Please clarify scope of status.dreamhost.com


#1

Hello Dreamhost. I couldn’t find a statement of what we should expect from status.dreamhost.com, in terms of how serious an outage needs to be in order for it to be documented there.

According to SiteUpTime, one of my Dreamhost sites was down for more than an hour from around 13:00 on 14th December, then up for a short while, then down again for more than an hour from around 14:30.

According to Pingdom (which has a finer resolution), another of my Dreamhost sites was “UP again at 12/14/2012 02:13:09PM, after 1h 7m of downtime”, and then “UP again at 12/14/2012 04:20:09PM, after 1h 33m of downtime”.

While the sites were down, I was puzzled not to see anything about any problem on status.dreamhost.com.

I understand that the intention of status.dreamhost.com is not to document every tiny outage, but is for major outages.

Please could you give an indication of how major is major?

Thanks
~Tom


#2

Along with announcements about service changes, that’s pretty much the gist of it. “Major” is outages which affect more than one server — typically network outages, or issues with shared services (like mail) that would affect a significant fraction of our customers.


#3

Thank you Andrew that’s helpful.

I note on September 3rd there was a status.dreamhost.com announcement about a single server (Hanjin) being offline for hardware replacement. But that was an outage of several hours, so clearly it deserved to be categorised as major.

It would be reassuring if you could give an indication of roughly how long a single-server outage has to be in order for it to count as major.

~Tom


#4

hanjin is a bit of a special case — it’s our personal backups server, and as such is shared between all customers. Outages which just affect a single web / MySQL server are communicated directly to the affected customers (via email and a banner on the panel), rather than cluttering up the status blog.


#5

Thank you for clarifying slightly but this is still puzzling. Has there been a change of policy, and if so, when/how were we told? Looking back a bit further, on March 10th there was an entry on dreamhoststatus.com with the proviso “this is regarding the shared web server ‘dubhe’ and no other services (email, MySQL) or servers are affected”.

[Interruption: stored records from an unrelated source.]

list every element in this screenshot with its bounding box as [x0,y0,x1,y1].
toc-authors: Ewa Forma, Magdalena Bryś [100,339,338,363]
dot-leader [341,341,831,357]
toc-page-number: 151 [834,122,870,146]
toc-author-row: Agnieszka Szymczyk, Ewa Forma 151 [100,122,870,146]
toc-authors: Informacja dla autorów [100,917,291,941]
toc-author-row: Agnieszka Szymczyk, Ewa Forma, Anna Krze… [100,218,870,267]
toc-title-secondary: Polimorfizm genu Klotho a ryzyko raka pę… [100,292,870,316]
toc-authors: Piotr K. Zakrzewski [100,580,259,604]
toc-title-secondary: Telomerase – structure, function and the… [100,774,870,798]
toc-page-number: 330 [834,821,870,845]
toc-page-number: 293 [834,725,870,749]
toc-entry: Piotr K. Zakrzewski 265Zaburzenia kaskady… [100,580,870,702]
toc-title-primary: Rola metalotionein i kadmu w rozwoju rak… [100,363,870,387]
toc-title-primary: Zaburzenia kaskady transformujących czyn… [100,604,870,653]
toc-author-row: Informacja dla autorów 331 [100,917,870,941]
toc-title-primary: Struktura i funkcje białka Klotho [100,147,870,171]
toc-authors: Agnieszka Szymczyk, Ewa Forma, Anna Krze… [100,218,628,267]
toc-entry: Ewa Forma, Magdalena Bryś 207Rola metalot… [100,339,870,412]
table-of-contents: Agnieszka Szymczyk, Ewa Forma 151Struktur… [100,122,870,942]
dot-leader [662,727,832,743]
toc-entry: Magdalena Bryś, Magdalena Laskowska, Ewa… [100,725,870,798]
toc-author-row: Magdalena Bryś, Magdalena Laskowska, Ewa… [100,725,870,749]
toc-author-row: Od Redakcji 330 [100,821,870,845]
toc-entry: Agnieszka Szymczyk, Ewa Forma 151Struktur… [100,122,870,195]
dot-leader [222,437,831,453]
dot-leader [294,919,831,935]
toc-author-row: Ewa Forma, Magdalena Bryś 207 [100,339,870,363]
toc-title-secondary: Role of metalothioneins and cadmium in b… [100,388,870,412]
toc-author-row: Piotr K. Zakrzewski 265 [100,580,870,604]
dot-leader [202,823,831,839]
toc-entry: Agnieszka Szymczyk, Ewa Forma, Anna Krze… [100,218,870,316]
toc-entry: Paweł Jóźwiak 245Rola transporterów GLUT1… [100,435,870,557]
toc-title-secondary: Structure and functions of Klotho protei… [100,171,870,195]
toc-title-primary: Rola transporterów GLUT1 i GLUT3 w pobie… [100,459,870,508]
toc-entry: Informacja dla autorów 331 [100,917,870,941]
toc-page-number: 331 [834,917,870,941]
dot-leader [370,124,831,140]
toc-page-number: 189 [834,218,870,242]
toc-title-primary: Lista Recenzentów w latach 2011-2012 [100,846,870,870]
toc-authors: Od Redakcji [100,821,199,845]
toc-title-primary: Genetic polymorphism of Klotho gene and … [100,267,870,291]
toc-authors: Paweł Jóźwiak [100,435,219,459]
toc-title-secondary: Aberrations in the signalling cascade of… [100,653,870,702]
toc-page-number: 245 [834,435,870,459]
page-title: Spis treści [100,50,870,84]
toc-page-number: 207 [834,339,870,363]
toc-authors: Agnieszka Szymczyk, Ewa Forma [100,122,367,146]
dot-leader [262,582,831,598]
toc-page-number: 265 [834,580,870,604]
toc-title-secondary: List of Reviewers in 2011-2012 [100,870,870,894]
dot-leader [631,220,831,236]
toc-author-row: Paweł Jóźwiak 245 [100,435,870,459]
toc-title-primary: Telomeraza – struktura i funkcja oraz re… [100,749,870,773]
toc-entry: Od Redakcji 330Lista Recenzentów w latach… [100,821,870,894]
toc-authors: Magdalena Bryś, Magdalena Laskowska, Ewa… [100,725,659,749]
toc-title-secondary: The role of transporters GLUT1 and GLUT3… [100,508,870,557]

Also on March 10th, “this is regarding the shared web server ‘kingston’ and no other services (email, MySQL) or servers are affected”.

On March 8th, “this is regarding the shared web server ‘izar’ and no other services (email, MySQL) or servers are affected”.

On March 4th, “this is regarding the shared web server windhoek only, and no other servers or services (such as mail or mysql) have been affected”.

On March 2nd, “this is regarding the shared web server ‘castor’ and no other services (email, MySQL) or servers are affected”.

Also on March 2nd, “this is regarding the shared web server ‘port-au-prince’ and no other services (email, MySQL) or servers are affected”.

On March 1st, “this is regarding the shared web server ‘singapore’, and no other services (email, MySQL) or web servers are affected”.

On Feb 28th, “this is regarding the shared web server ‘mystique’ and no other services (email, MySQL) or servers are affected”.

On Feb 23rd, “this is regarding the shared web server ‘stampeders’ and no other services (email, MySQL) or servers are affected”.

On Feb 22nd, “this is regarding the shared server ‘michaelkelly’ and no other services (email, MySQL) or servers are affected” … and so on.


#6

Those status posts all date from before we’d solidified this policy. :slight_smile:


#7

Then I liked your liquid policies and hope your solid ones are even better. Anyway, my question stands (“How major is major?”) but needs re-phrasing.

Taking the OP outage (2 and a half hours) as an example … is that something one would expect notification about (either through dreamhoststatus.com, if multi-server, or through email, if single-server)?

I’m trying to get a feel for quantities. I don’t know if that kind of outage would reasonably be regarded as trivial, or if your solidified policy is that it should be notified.

(I didn’t get any email notification, and I’ve just checked the spam folder … nothing there either. Funnily enough, the spam folder contained my pingdom monthly report for November, which says 3 outages adding up to 10 minutes, which feels trivial.)

~Tom


#8

Tom

When we used the status post for server outages there was actually constant complaints that email notifications were better. Major means a 1% of our customer base. Particular server issues it is more contained and we can generally reach customers in a timely manner with an email response. So if it’s only your server having an issue, it’s more efficient to email you directly. We will also put a status message directly on your DreamHost Web Panel. 2 hours outage would warrant an email. An ongoing issue would get you an email and a status post on your DreamHost Web Panel. Being a part of an issue effecting more than one machine will lead to a status post. We are however always willing to improve our system. We are already investigating a better email system where we can do everything we can to confirm receipt. So we never just have policy for policies sake. We constantly evaluate and try to make things the best they can be for our customers. So the scope of the status site has changed and will be changing again as we try to make the tool more useful for our customers. Changes are already in the works for the status page and a new email system is currently being tested for announcements. I hope this helps and if you have any suggestions I’ll be happy to check them out.